SGU 258. Almost Lucky Numbers

258. Almost Lucky Numbers

time limit per test: 0.5 sec.
memory limit per test: 65536 KB

input: standard
output: standard

The number is called lucky if it consists of 2N digits and the sum of the first N digits is equal to the sum of the last N digits. The number is called almost lucky, if it is possible to change one of its digits to some other in such a way, that a new number is lucky. Your task is to find the count of almost lucky numbers in the interval from A to B (including A and B). 
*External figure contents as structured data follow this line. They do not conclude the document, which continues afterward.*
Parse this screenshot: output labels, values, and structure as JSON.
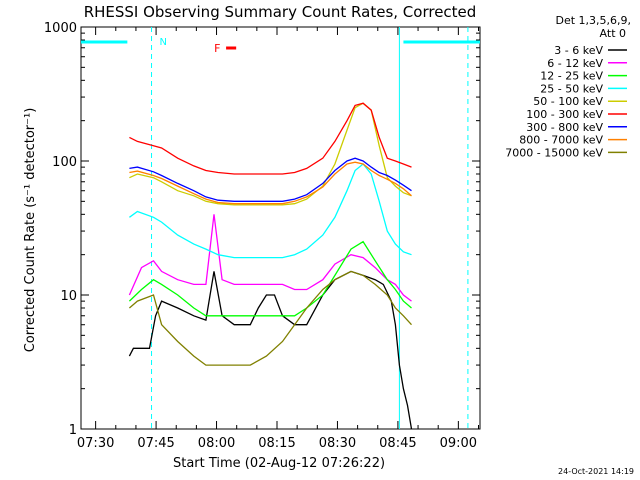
{
  "chart_data": {
    "type": "line",
    "title": "RHESSI Observing Summary Count Rates, Corrected",
    "xlabel": "Start Time (02-Aug-12 07:26:22)",
    "ylabel": "Corrected Count Rate (s⁻¹ detector⁻¹)",
    "x_unit": "minutes after 07:26:22",
    "xlim": [
      0,
      99
    ],
    "ylim": [
      1,
      1000
    ],
    "y_scale": "log",
    "grid": false,
    "x_ticks": [
      {
        "v": 3.63,
        "label": "07:30"
      },
      {
        "v": 18.63,
        "label": "07:45"
      },
      {
        "v": 33.63,
        "label": "08:00"
      },
      {
        "v": 48.63,
        "label": "08:15"
      },
      {
        "v": 63.63,
        "label": "08:30"
      },
      {
        "v": 78.63,
        "label": "08:45"
      },
      {
        "v": 93.63,
        "label": "09:00"
      }
    ],
    "y_ticks": [
      {
        "v": 1,
        "label": "1"
      },
      {
        "v": 10,
        "label": "10"
      },
      {
        "v": 100,
        "label": "100"
      },
      {
        "v": 1000,
        "label": "1000"
      }
    ],
    "legend_header": [
      "Det 1,3,5,6,9,",
      "Att 0"
    ],
    "legend_position": "right",
    "series": [
      {
        "name": "3 - 6 keV",
        "color": "#000000",
        "x": [
          12,
          13,
          15,
          17,
          18.5,
          20,
          24,
          28,
          31,
          33,
          35,
          38,
          42,
          44,
          46,
          48,
          50,
          53,
          56,
          60,
          63,
          67,
          70,
          73,
          75,
          77,
          78,
          79,
          80,
          81,
          82
        ],
        "y": [
          3.5,
          4,
          4,
          4,
          7,
          9,
          8,
          7,
          6.5,
          15,
          7,
          6,
          6,
          8,
          10,
          10,
          7,
          6,
          6,
          10,
          13,
          15,
          14,
          13,
          12,
          9,
          6,
          3,
          2,
          1.5,
          1
        ]
      },
      {
        "name": "6 - 12 keV",
        "color": "#ff00ff",
        "x": [
          12,
          15,
          18,
          20,
          24,
          28,
          31,
          33,
          35,
          38,
          42,
          46,
          50,
          53,
          56,
          60,
          63,
          67,
          70,
          73,
          76,
          78,
          80,
          82
        ],
        "y": [
          10,
          16,
          18,
          15,
          13,
          12,
          12,
          40,
          13,
          12,
          12,
          12,
          12,
          11,
          11,
          13,
          17,
          20,
          19,
          16,
          13,
          12,
          10,
          9
        ]
      },
      {
        "name": "12 - 25 keV",
        "color": "#00ff00",
        "x": [
          12,
          15,
          18,
          20,
          24,
          28,
          31,
          34,
          38,
          42,
          46,
          50,
          53,
          56,
          60,
          63,
          67,
          70,
          73,
          76,
          78,
          80,
          82
        ],
        "y": [
          9,
          11,
          13,
          12,
          10,
          8,
          7,
          7,
          7,
          7,
          7,
          7,
          7,
          8,
          10,
          14,
          22,
          25,
          18,
          13,
          11,
          9,
          8
        ]
      },
      {
        "name": "25 - 50 keV",
        "color": "#00ffff",
        "x": [
          12,
          14,
          18,
          20,
          24,
          28,
          31,
          34,
          38,
          42,
          46,
          50,
          53,
          56,
          60,
          63,
          66,
          68,
          70,
          72,
          74,
          76,
          78,
          80,
          82
        ],
        "y": [
          38,
          42,
          38,
          35,
          28,
          24,
          22,
          20,
          19,
          19,
          19,
          19,
          20,
          22,
          28,
          38,
          60,
          85,
          95,
          80,
          50,
          30,
          24,
          21,
          20
        ]
      },
      {
        "name": "50 - 100 keV",
        "color": "#cccc00",
        "x": [
          12,
          14,
          18,
          20,
          24,
          28,
          31,
          34,
          38,
          42,
          46,
          50,
          53,
          56,
          60,
          63,
          66,
          68,
          70,
          72,
          74,
          76,
          78,
          80,
          82
        ],
        "y": [
          75,
          80,
          75,
          70,
          60,
          55,
          50,
          48,
          47,
          47,
          47,
          47,
          48,
          52,
          65,
          95,
          170,
          250,
          270,
          240,
          130,
          75,
          65,
          58,
          55
        ]
      },
      {
        "name": "100 - 300 keV",
        "color": "#ff0000",
        "x": [
          12,
          14,
          18,
          20,
          24,
          28,
          31,
          34,
          38,
          42,
          46,
          50,
          53,
          56,
          60,
          63,
          66,
          68,
          70,
          72,
          74,
          76,
          78,
          80,
          82
        ],
        "y": [
          150,
          140,
          130,
          125,
          105,
          92,
          85,
          82,
          80,
          80,
          80,
          80,
          82,
          88,
          105,
          140,
          200,
          260,
          270,
          240,
          150,
          105,
          100,
          95,
          90
        ]
      },
      {
        "name": "300 - 800 keV",
        "color": "#0000ff",
        "x": [
          12,
          14,
          18,
          20,
          24,
          28,
          31,
          34,
          38,
          42,
          46,
          50,
          53,
          56,
          60,
          63,
          66,
          68,
          70,
          72,
          74,
          76,
          78,
          80,
          82
        ],
        "y": [
          88,
          90,
          83,
          78,
          68,
          60,
          54,
          51,
          50,
          50,
          50,
          50,
          52,
          56,
          68,
          85,
          100,
          105,
          100,
          90,
          82,
          78,
          72,
          66,
          60
        ]
      },
      {
        "name": "800 - 7000 keV",
        "color": "#ff8000",
        "x": [
          12,
          14,
          18,
          20,
          24,
          28,
          31,
          34,
          38,
          42,
          46,
          50,
          53,
          56,
          60,
          63,
          66,
          68,
          70,
          72,
          74,
          76,
          78,
          80,
          82
        ],
        "y": [
          82,
          84,
          78,
          74,
          65,
          57,
          52,
          49,
          48,
          48,
          48,
          48,
          50,
          54,
          64,
          80,
          95,
          98,
          95,
          85,
          78,
          73,
          68,
          62,
          55
        ]
      },
      {
        "name": "7000 - 15000 keV",
        "color": "#808000",
        "x": [
          12,
          14,
          18,
          20,
          24,
          28,
          31,
          34,
          38,
          42,
          46,
          50,
          53,
          56,
          60,
          63,
          67,
          70,
          73,
          76,
          78,
          80,
          82
        ],
        "y": [
          8,
          9,
          10,
          6,
          4.5,
          3.5,
          3,
          3,
          3,
          3,
          3.5,
          4.5,
          6,
          8,
          11,
          13,
          15,
          14,
          12,
          10,
          8,
          7,
          6
        ]
      }
    ],
    "annotations": {
      "night_label": "N",
      "flare_label": "F",
      "night_color": "#00ffff",
      "flare_color": "#ff0000",
      "night_bars": [
        [
          0,
          11.5
        ],
        [
          80,
          99
        ]
      ],
      "night_dashes": [
        17.5,
        96
      ],
      "night_solid": [
        79
      ],
      "flare_bar": [
        36,
        38.5
      ]
    },
    "timestamp": "24-Oct-2021 14:19"
  }
}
The first digit can't be changed to zero because of leading zeroes are not allowed.

Input

The only line of the input file contains two integer numbers A and B (0 <= A <= B <= 10^9).

Output

Output the only number - the requested number of almost lucky numbers.

Sample test(s)

Input

1 99

Output

81

Note

All two-digits not lucky numbers are almost lucky.

[submit]

#include<iostream>
#include<cstdio>
#include<cstring>
using namespace std;
const int M=45;
int dp[12][12][111][11][11];
int bit[22];
int dfs(int pos,int n,int sum,int more,int less,bool limit)
{
    if(pos==-1)
        return sum!=M&&sum+more>=M&&sum-less<=M;
    if(!limit&&dp[pos][n][sum][more][less]>=0)return dp[pos][n][sum][more][less];
    int ans=0;
    int ed=limit?bit[pos]:9;
    int i=pos==n-1?1:0;
    for(;i<=ed;i++)
    {
        int ns=pos>=n/2?sum+i:sum-i;
        int nm=pos>=n/2?max(more,9-i):max(more,i);
        int nl=pos>=n/2?max(less,pos==n-1?i-1:i):max(less,9-i);
        ans+=dfs(pos-1,n,ns,nm,nl,limit&&i==ed);
    }
    if(!limit)dp[pos][n][sum][more][less]=ans;
    return ans;
}
int f(int n)
{
    if(n==-1)return 0;
    int len=0;
    while(n)
    {
        bit[len++]=n%10;
        n/=10;
    }
    int ans=0;
    for(int i=2;i<=len;i+=2)
    {
        ans+=dfs(i-1,i,M,0,0,i==len);
    }
    return ans;
}
int main()
{
    memset(dp,-1,sizeof dp);
    int a,b;
    while(cin>>a>>b)
        cout<<f(b)-f(a-1)<<endl;
}